Di balik pintu, rupanya Naura mendengar pembicaraan mereka. Ia nampak kesal karena tak diikutkan lomba. Padahal dia juga memiliki hafalan juz amma seperti Aisyah, walaupun juz satu yang ia hafalkan belum khatam. Naura menunduk terdiam, Aisyah sudah pergi tanpa melihat Naura. Ustadzah Arini terkejut melihat Naura masih duduk sendiri.
“Naura, kenapa masih di sini sayang? Naura nggak pulang sama yang lain?” Ustadzah Arini duduk memeluk Naura. Masih terdengar isakan tangis Naura, ia masih belum mau berbicara. Namun setelah di diamkan beberapa menit Naura mulai bercerita.
“Naura sedih. Kenapa Aisyah selalu ada di atas Naura? Padahal kan Naura juga bisa seperti Aisyah,” ia mengusap air matanya. Ustadzah Arini yang mendengar cerita Naura tersenyum dan mendekatkan wajahnya pada Naura.
“Naura yang cantik, coba Naura dengerin Ustadzah ya. Naura itu pinter kok, Aisyah juga pinter. Murid-murid yang lain juga pinter. Ustadzah Arini bangga punya murid seperti kalian semua, tapi kita tidak boleh saling iri. Setiap anak punya kemampuan yang berbeda. Mungkin sekarang memang waktunya Aisyah yang ikut lomba, dan kita harus mendukung. Sama halnya kemarin Naura ikut lomba puisi, kan kita semua yang di sini juga mendukung Naura.”
Tapi Aisyah lebih banyak hafalannya dari pada Naura”
Berarti Naura harus lebih semangat lagi yah. Nggak boleh nangis. Mungkin besok kalo  ada lomba lagi, Naura yang ikut,” keduanya tersenyum manis. Ustadzah Arini berhasil membujuk naura dan mengajaknya pulang.
***
“Ummi, Ustadzah Arini tadi bilang kalo  satu minggu lagi, Aisyah disuruh ikut lomba tahfidz juz ‘amma sama juz satu,” Aisyah lari ke pangkuan Ummi-nya yang sedang membaca buku. Ummi nya menutup buku, lalu tersenyum menghadap Aisyah.

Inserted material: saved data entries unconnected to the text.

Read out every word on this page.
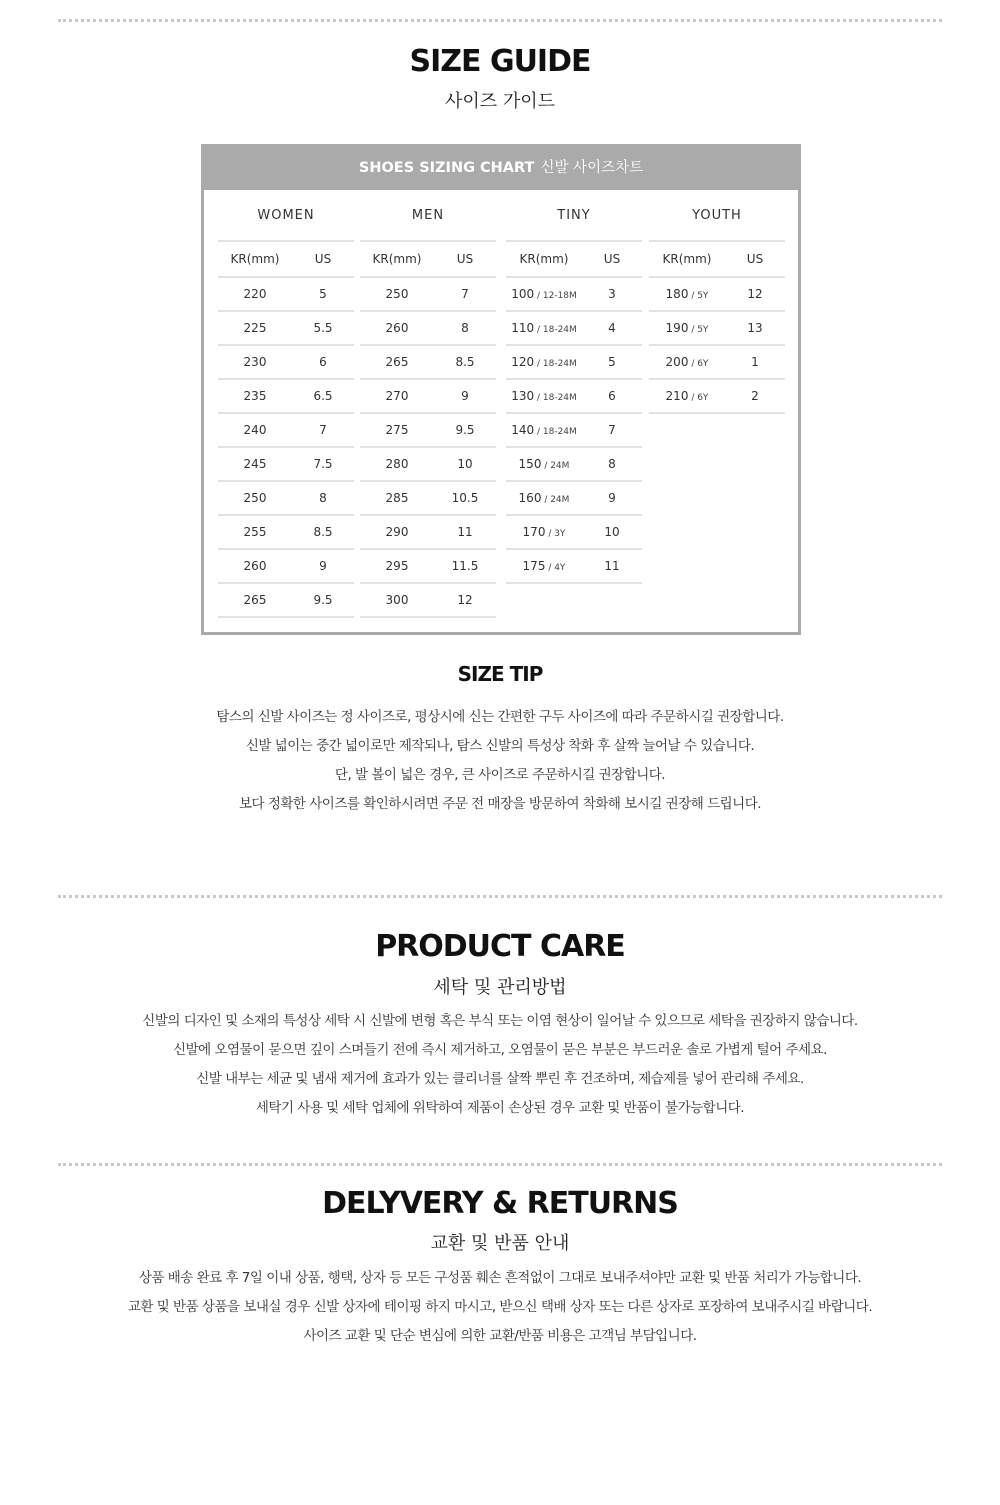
SIZE GUIDE

사이즈 가이드

SHOES SIZING CHART 신발 사이즈차트
WOMEN
KR(mm)	US
220	5
225	5.5
230	6
235	6.5
240	7
245	7.5
250	8
255	8.5
260	9
265	9.5
MEN
KR(mm)	US
250	7
260	8
265	8.5
270	9
275	9.5
280	10
285	10.5
290	11
295	11.5
300	12
TINY
KR(mm)	US
100 / 12-18M	3
110 / 18-24M	4
120 / 18-24M	5
130 / 18-24M	6
140 / 18-24M	7
150 / 24M	8
160 / 24M	9
170 / 3Y	10
175 / 4Y	11
YOUTH
KR(mm)	US
180 / 5Y	12
190 / 5Y	13
200 / 6Y	1
210 / 6Y	2
SIZE TIP
탐스의 신발 사이즈는 정 사이즈로, 평상시에 신는 간편한 구두 사이즈에 따라 주문하시길 권장합니다.
신발 넓이는 중간 넓이로만 제작되나, 탐스 신발의 특성상 착화 후 살짝 늘어날 수 있습니다.
단, 발 볼이 넓은 경우, 큰 사이즈로 주문하시길 권장합니다.
보다 정확한 사이즈를 확인하시려면 주문 전 매장을 방문하여 착화해 보시길 권장해 드립니다.
PRODUCT CARE

세탁 및 관리방법

신발의 디자인 및 소재의 특성상 세탁 시 신발에 변형 혹은 부식 또는 이염 현상이 일어날 수 있으므로 세탁을 권장하지 않습니다.
신발에 오염물이 묻으면 깊이 스며들기 전에 즉시 제거하고, 오염물이 묻은 부분은 부드러운 솔로 가볍게 털어 주세요.
신발 내부는 세균 및 냄새 제거에 효과가 있는 클리너를 살짝 뿌린 후 건조하며, 제습제를 넣어 관리해 주세요.
세탁기 사용 및 세탁 업체에 위탁하여 제품이 손상된 경우 교환 및 반품이 불가능합니다.
DELYVERY & RETURNS

교환 및 반품 안내

상품 배송 완료 후 7일 이내 상품, 행택, 상자 등 모든 구성품 훼손 흔적없이 그대로 보내주셔야만 교환 및 반품 처리가 가능합니다.
교환 및 반품 상품을 보내실 경우 신발 상자에 테이핑 하지 마시고, 받으신 택배 상자 또는 다른 상자로 포장하여 보내주시길 바랍니다.
사이즈 교환 및 단순 변심에 의한 교환/반품 비용은 고객님 부담입니다.
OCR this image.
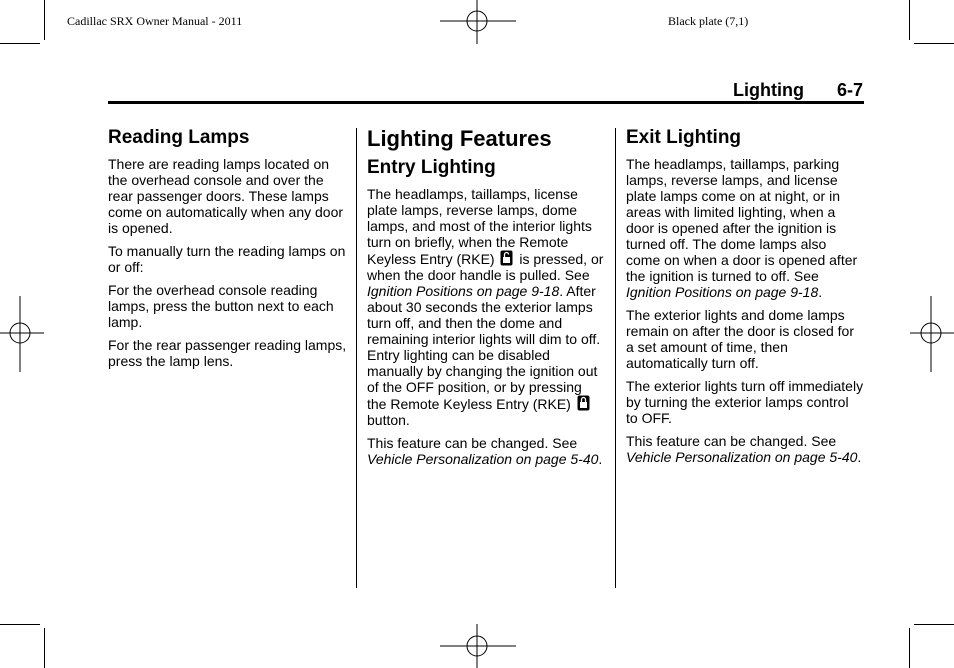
Cadillac SRX Owner Manual - 2011	Black plate (7,1)
Lighting 6-7
Reading Lamps

There are reading lamps located on the overhead console and over the rear passenger doors. These lamps come on automatically when any door is opened.

To manually turn the reading lamps on or off:

For the overhead console reading lamps, press the button next to each lamp.

For the rear passenger reading lamps, press the lamp lens.

Lighting Features
Entry Lighting

The headlamps, taillamps, license plate lamps, reverse lamps, dome lamps, and most of the interior lights turn on briefly, when the Remote Keyless Entry (RKE) is pressed, or when the door handle is pulled. See Ignition Positions on page 9-18. After about 30 seconds the exterior lamps turn off, and then the dome and remaining interior lights will dim to off. Entry lighting can be disabled manually by changing the ignition out of the OFF position, or by pressing the Remote Keyless Entry (RKE)  button.

This feature can be changed. See Vehicle Personalization on page 5-40.

Exit Lighting

The headlamps, taillamps, parking lamps, reverse lamps, and license plate lamps come on at night, or in areas with limited lighting, when a door is opened after the ignition is turned off. The dome lamps also come on when a door is opened after the ignition is turned to off. See Ignition Positions on page 9-18.

The exterior lights and dome lamps remain on after the door is closed for a set amount of time, then automatically turn off.

The exterior lights turn off immediately by turning the exterior lamps control to OFF.

This feature can be changed. See Vehicle Personalization on page 5-40.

Alhamdulillah, Ummi seneng dengernya. Tapi Aisyah jangan lupa dong dibuka dulu tas sama sepatunya.
 “Ups, iya Ummi. Aisyah lupa saking senengnya,” Aisyah lalu tersenyum kecil sambil duduk membuka sepatunya.
Horee! Kak Aisyah mau ikut lomba? Nanti Fawaz duduk paling depan yah  Ummi buat nyemangatin Kak Aisyah. Siapa tahu kalo  Kak Aisyah liatin Fawaz, Kak Aisyah bisa jawab semua pertnyaan juri,” ucap Fawaz yang tiba tiba muncul dari belakang Umminya. Ummi dan Aisyah saling menatap, menahan tawa dan geleng kepala, selalu lucu dengan celoteh adiknya yang satu ini.
***
Abi Yusuf sudah mengisi formulir pendaftaran untuk perlombaan tahfidz Aisyah. Tinggal bagaimana persiapan Aisyah dalam perlombaan ini. Setiap hari Aisyah tak pernah bosan untuk meminta Ummi-nya untuk memberi soal hafalan yang akan di ujikan. Mushaf biru kesayanganya tak pernah luput dari tangan, hingga tertidur pun ia masih memeluk mushaf-nya. Aisyah tumbuh menjadi anak yang sangat mencintai Al-Qur’an. Bahkan ia selalu meminta Abi nya untuk menghidupkan murottal di rumah.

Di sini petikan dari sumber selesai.